The moral background

It seems that, for PAR, what’s good for the goose isn’t good for the gander.  According to a complaint filed against PAR that ended up in federal court, in the mid-2000s PAR was asked by an author of one of its tests to take down from the internet a revised version of the test.  The author was concerned that important portions of the test were missing from the internet version, and that the internet version as published had not been validated by scientific studies.   According to the complaint, a contract between PAR and the author prohibited PAR from making revisions to the test except by agreement with the author, and PAR breached that agreement by publishing the internet version.  Because that case appears to have been settled out of court, it is impossible to know what happened in the end, although the test in question is still on PAR’s website, in several versions.  But it appears that PAR did not act so quickly, if at all, to remove a disputed work from the internet, as it demanded that the Sweet 16 authors do.

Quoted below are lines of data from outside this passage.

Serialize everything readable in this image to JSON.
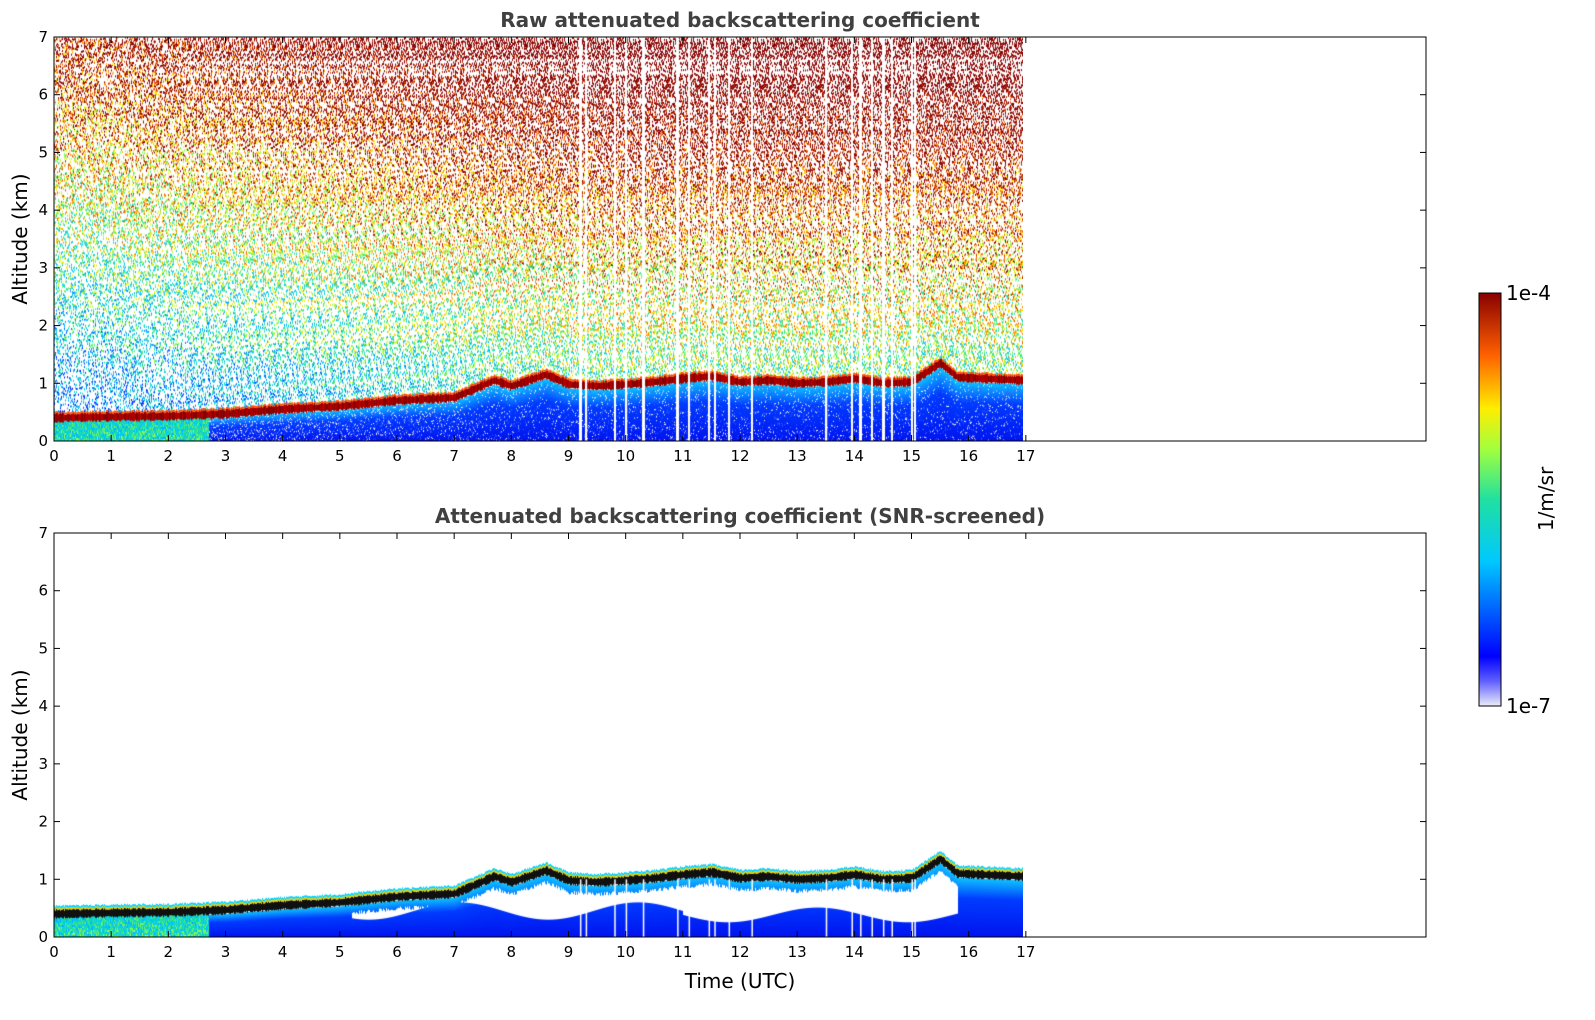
{
  "chart_data": [
    {
      "type": "heatmap",
      "title": "Raw attenuated backscattering coefficient",
      "xlabel": "",
      "ylabel": "Altitude (km)",
      "xlim": [
        0,
        24
      ],
      "ylim": [
        0,
        7
      ],
      "data_xrange": [
        0,
        16.95
      ],
      "x_ticks": [
        "0",
        "1",
        "2",
        "3",
        "4",
        "5",
        "6",
        "7",
        "8",
        "9",
        "10",
        "11",
        "12",
        "13",
        "14",
        "15",
        "16",
        "17"
      ],
      "y_ticks": [
        "0",
        "1",
        "2",
        "3",
        "4",
        "5",
        "6",
        "7"
      ],
      "layer_altitude_km": [
        [
          0,
          0.4
        ],
        [
          1,
          0.42
        ],
        [
          2,
          0.43
        ],
        [
          3,
          0.47
        ],
        [
          4,
          0.55
        ],
        [
          5,
          0.6
        ],
        [
          6,
          0.7
        ],
        [
          7,
          0.75
        ],
        [
          7.7,
          1.05
        ],
        [
          8,
          0.95
        ],
        [
          8.6,
          1.15
        ],
        [
          9,
          0.98
        ],
        [
          9.5,
          0.95
        ],
        [
          10,
          0.98
        ],
        [
          10.5,
          1.02
        ],
        [
          11,
          1.08
        ],
        [
          11.5,
          1.12
        ],
        [
          12,
          1.02
        ],
        [
          12.5,
          1.05
        ],
        [
          13,
          1.0
        ],
        [
          13.5,
          1.02
        ],
        [
          14,
          1.08
        ],
        [
          14.5,
          1.0
        ],
        [
          15,
          1.02
        ],
        [
          15.5,
          1.35
        ],
        [
          15.8,
          1.1
        ],
        [
          16.95,
          1.05
        ]
      ],
      "gap_times_utc": [
        9.2,
        9.3,
        9.8,
        10.0,
        10.3,
        10.9,
        11.1,
        11.45,
        11.55,
        11.8,
        12.2,
        13.5,
        13.95,
        14.1,
        14.3,
        14.5,
        14.65,
        15.0,
        15.05
      ]
    },
    {
      "type": "heatmap",
      "title": "Attenuated backscattering coefficient (SNR-screened)",
      "xlabel": "Time (UTC)",
      "ylabel": "Altitude (km)",
      "xlim": [
        0,
        24
      ],
      "ylim": [
        0,
        7
      ],
      "data_xrange": [
        0,
        16.95
      ],
      "x_ticks": [
        "0",
        "1",
        "2",
        "3",
        "4",
        "5",
        "6",
        "7",
        "8",
        "9",
        "10",
        "11",
        "12",
        "13",
        "14",
        "15",
        "16",
        "17"
      ],
      "y_ticks": [
        "0",
        "1",
        "2",
        "3",
        "4",
        "5",
        "6",
        "7"
      ]
    }
  ],
  "colorbar": {
    "label": "1/m/sr",
    "min_label": "1e-7",
    "max_label": "1e-4",
    "scale": "log",
    "colormap": "jet"
  }
}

And, at least one commentator has not-so-subtly implied that the “Brief” version of the MMSE-2, published by PAR, of course, may actually be a spin-off of the Sweet 16.  If that’s true, then the moral lows to which PAR has sunk become even deeper.  If it’s the other way around, that is, if the Sweet-16 authors “copied” the brief version of the MMSE-2, that still doesn’t change my mind: the “brief” version of the MMSE-2 would still be a “process” that is not subject to copyright protection, and PAR would be merely trying to suppress a legal alternative to its tests.  I can’t find any indication of when the “brief” version was first published or whether PAR even claims that the Sweet 16 was copied from the “brief” version of the MMSE-2.

Why was the Sweet 16 taken down?

We can’t know for sure why the Sweet 16 was removed from its internet site.  My guess (not very skeptic-like, I know) is that the authors/owners thought that they were acting perfectly legally, but the mere threat of a lawsuit and its resulting cost, in both time and money, stopped them from litigating the matter.   This is the problem with threats of legal action–the victim of the threat has to make a judgment as to whether the any legal fight is worth it, and whether the risk of a loss is worth it.  Here, where the authors were not making any money from the test, it understandably isn’t worth it to them to fight PAR’s threats.

What can be done?

I wish there were some scientists’ or skeptics’ legal defense fund to assist scientists and skeptics who seek to improve the world by promoting science and scientific discussion and preventing quackery, legal thuggery, and other enemies of science.  Otherwise, entities like PAR will, in the interest of their profits, make meritless threats in an effort to chill the progress of science.
I also wish the parties involved, especially PAR, would be more open and let everyone know exactly what the problem with the Sweet 16 is.  I’d love to hear from PAR with a defense of its actions and, like any good skeptic, I’m willing to change my mind after receiving convincing evidence that indicates that I am wrong.  Without a full explanation from PAR as to why the Sweet 16 was infringing on their work, however, the world is left with the impression that they are merely using their resources to stomp a lowly “competitor” into the ground to protect their own bottom line.